Meistens sind es schon abgediente Huren und ausgemergelte Nymphen, nur durch den künstlichen Anstrich noch erträglich und für den viehischen Wollüstling reizbar durch ihre freche Geilheit.

Ihr Wirt verschreibt sie vor angehender Messe aus Halle oder Berlin, läßt auf gute Hoffnung mit der Post sie einschreiben und nimmt sie in Eutritzsch (dem letzten Dorfe vor Leipzig) in Empfang und führt sie bei dämmernder Nacht in seine Mordhöhle.

Den andern Tag wissen schon seine Leipziger Kundleute die neu angekommene Ware, und um die Sache noch ruchbarer zu machen, wird eine der Dirnen in die Form eines Dienstmädchens verkleidet, nimmt einen geflochtenen Handkorb und geht mit der dicken Frau Wirtin nach Leipzig zu Markte, wo sie denn den ganzen Vormittag die Gassen herumstreicht und jedermann figürlich sehen läßt, daß frische Lieferung da sei.
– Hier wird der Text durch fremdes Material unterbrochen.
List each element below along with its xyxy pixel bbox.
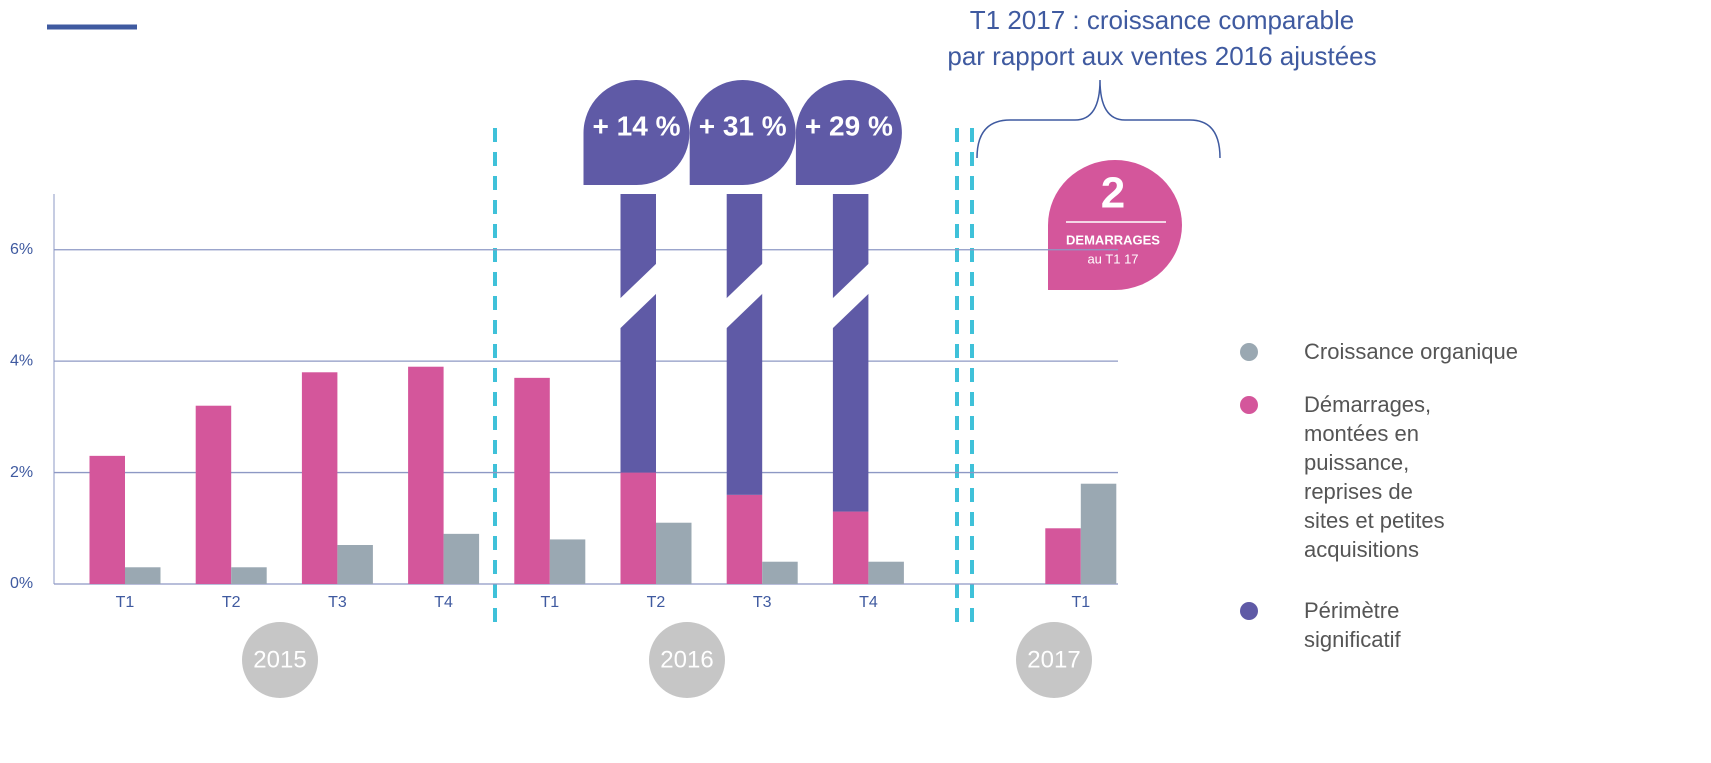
bar xyxy=(408,366,444,584)
bar xyxy=(231,567,267,584)
bar xyxy=(832,511,869,584)
axis-break xyxy=(618,262,658,330)
bar xyxy=(868,561,904,584)
year-label: 2017 xyxy=(1027,646,1080,673)
x-tick-label: T2 xyxy=(647,594,666,611)
x-tick-label: T4 xyxy=(434,594,453,611)
x-tick-label: T3 xyxy=(753,594,772,611)
bar xyxy=(726,494,763,584)
year-circle xyxy=(242,622,318,698)
badge-sublabel: au T1 17 xyxy=(1087,251,1138,266)
axis-break xyxy=(830,262,871,330)
bar xyxy=(301,372,338,584)
year-circle xyxy=(1016,622,1092,698)
bar xyxy=(832,194,869,512)
bar xyxy=(620,194,656,473)
x-tick-label: T1 xyxy=(1071,594,1090,611)
x-tick-label: T3 xyxy=(328,594,347,611)
bar xyxy=(514,377,550,584)
bar xyxy=(762,561,798,584)
brace xyxy=(976,79,1221,159)
bar xyxy=(337,545,373,584)
value-bubble xyxy=(795,80,902,185)
bar xyxy=(726,194,763,495)
badge-label: DEMARRAGES xyxy=(1066,232,1160,247)
bar xyxy=(620,472,656,584)
legend-label: Périmètre significatif xyxy=(1304,598,1401,652)
x-tick-label: T2 xyxy=(222,594,241,611)
badge xyxy=(1048,160,1182,290)
bar xyxy=(549,539,586,584)
value-label: + 14 % xyxy=(593,110,681,141)
bar xyxy=(443,533,480,584)
y-tick-label: 4% xyxy=(10,352,33,369)
legend-swatch xyxy=(1240,396,1258,414)
badge-number: 2 xyxy=(1101,169,1125,218)
axis-break xyxy=(724,262,765,330)
value-label: + 29 % xyxy=(805,110,893,141)
year-label: 2016 xyxy=(660,646,713,673)
y-tick-label: 0% xyxy=(10,575,33,592)
plot-area xyxy=(89,194,1117,584)
bar xyxy=(195,405,232,584)
y-tick-label: 2% xyxy=(10,464,33,481)
legend-item: Croissance organique xyxy=(1240,337,1564,366)
y-tick-label: 6% xyxy=(10,241,33,258)
legend-item: Périmètre significatif xyxy=(1240,596,1424,654)
annotation: T1 2017 : croissance comparable xyxy=(970,5,1354,35)
value-bubble xyxy=(689,80,796,185)
year-circle xyxy=(649,622,725,698)
legend-label: Croissance organique xyxy=(1304,339,1519,364)
x-tick-label: T1 xyxy=(116,594,135,611)
x-tick-label: T4 xyxy=(859,594,878,611)
bar xyxy=(1080,483,1117,584)
legend-label: Démarrages, montées en puissance, repris… xyxy=(1304,392,1445,562)
legend-swatch xyxy=(1240,343,1258,361)
value-bubble xyxy=(583,80,690,185)
year-label: 2015 xyxy=(253,646,306,673)
bar xyxy=(89,455,125,584)
x-tick-label: T1 xyxy=(540,594,559,611)
legend-item: Démarrages, montées en puissance, repris… xyxy=(1240,390,1454,564)
legend-swatch xyxy=(1240,602,1258,620)
bar xyxy=(125,567,161,584)
bar xyxy=(1045,528,1081,584)
bar xyxy=(656,522,692,584)
separators xyxy=(493,128,974,625)
value-label: + 31 % xyxy=(699,110,787,141)
annotation: par rapport aux ventes 2016 ajustées xyxy=(947,41,1376,71)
Wer Lust hat, wallfahrtet von dato hinaus, die Mädchens flattern mit weißbestaubten Köpfen, langen Kleidern und Strohhüten von einem Herrn zum andern und machen auf Börsen, Uhren und – Barmherzigkeit Jagd.

Soll man dich bei einem künftigen Besuch mit keiner scheelen verdrüßlichen Miene empfangen, so sei beim ersteren dein Tribut nicht unter einem Dukaten, denn so viel, und dies ist noch billig gerechnet, mußt du jedesmal aufwenden.
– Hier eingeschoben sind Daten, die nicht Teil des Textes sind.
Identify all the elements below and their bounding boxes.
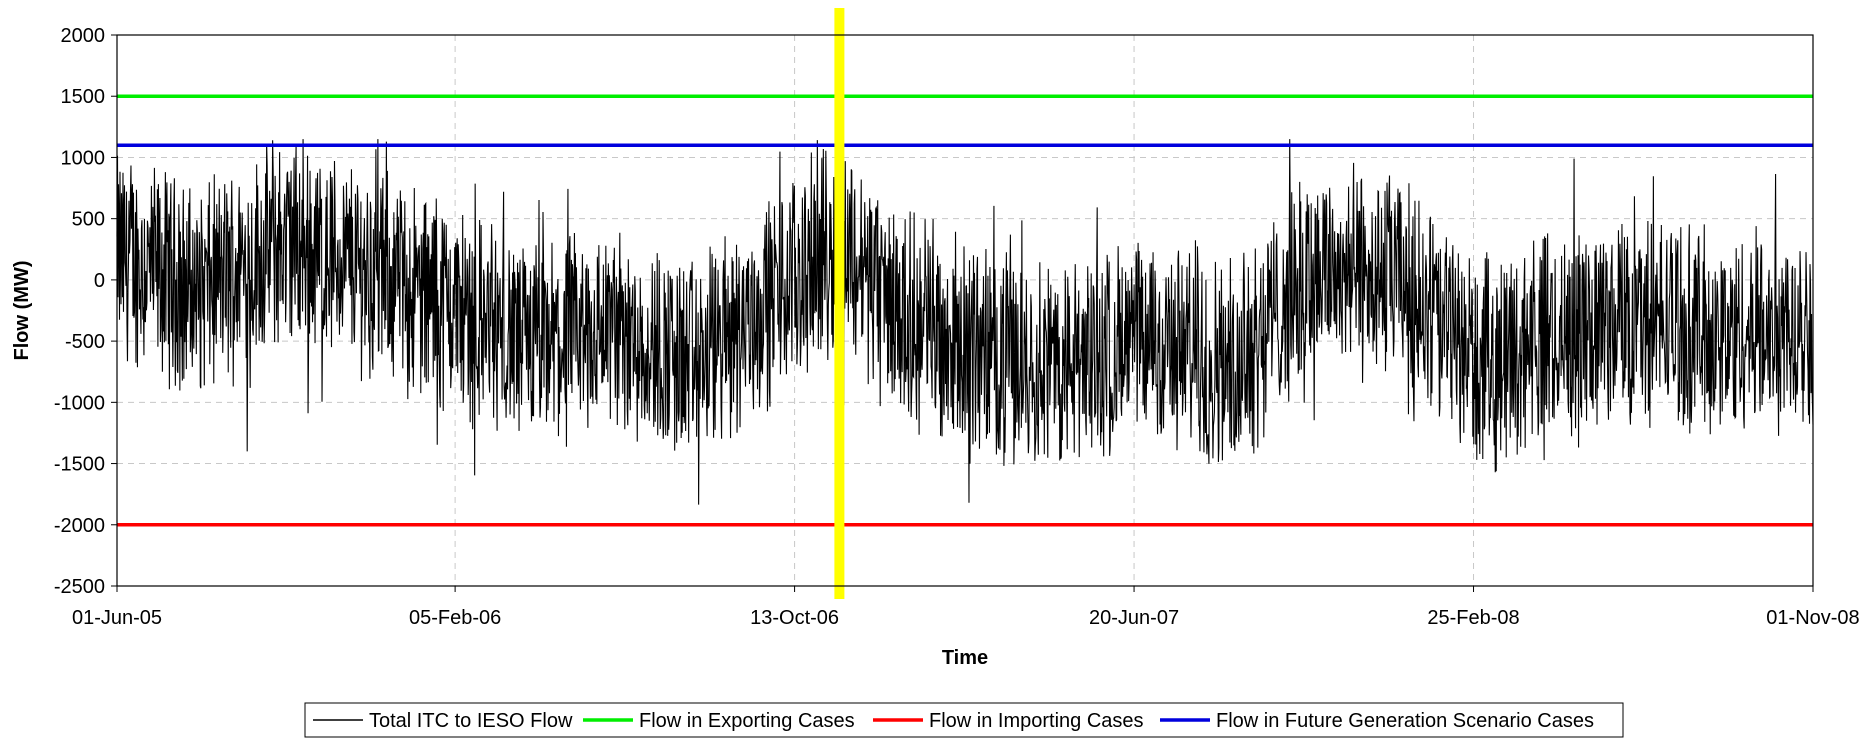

Nach beendigter Messe werden die Dirnen ihrer Dienste entlassen und nur etwa eine oder zwei in Reserve behalten, die sich um desto höher und besser verinteressieren, da auch Diener des Herrn und alte reiche Hagestolze das ungestüme Wetter zuweilen in diesen Schlupfwinkel des schändlichen Lasters hereintreibt, und die dann immer darum schon doppelt und dreifach ausfallen müssen, weil sie zugleich für die nötige Verschwiegenheit mitzahlen, die aus Gründen unverletzlich gehalten werden muß.

So sicher man denn auch endlich vor Überraschung und plötzlichem Einbruch der Justiz auf diesem Platze schon darum sein kann, weil die in dem Dorfe wohnenden Bauern mit dem Wirte in der genauesten Verbindung stehen und selbst gern außer dem ihrer alltäglichen Weiber auch zuweilen fremdes, niedlicheres und delikateres (?) Fleisch kosten und mit ihren Bauerhacken in Stadtlöchern herumwühlen mögen, so würde ich dem allen ohnerachtet dennoch einen jeden, wessen Standes und Würden er auch immer sei, auf das brüderlichste warnen und ihm abraten, ja dies gefährliche Haus nie zu besuchen, wenn einmal die böse Stunde der Anfechtung schlägt, denn – für seine Gesundheit sowohl als für seinen Beutel ist gleich übel gesorgt!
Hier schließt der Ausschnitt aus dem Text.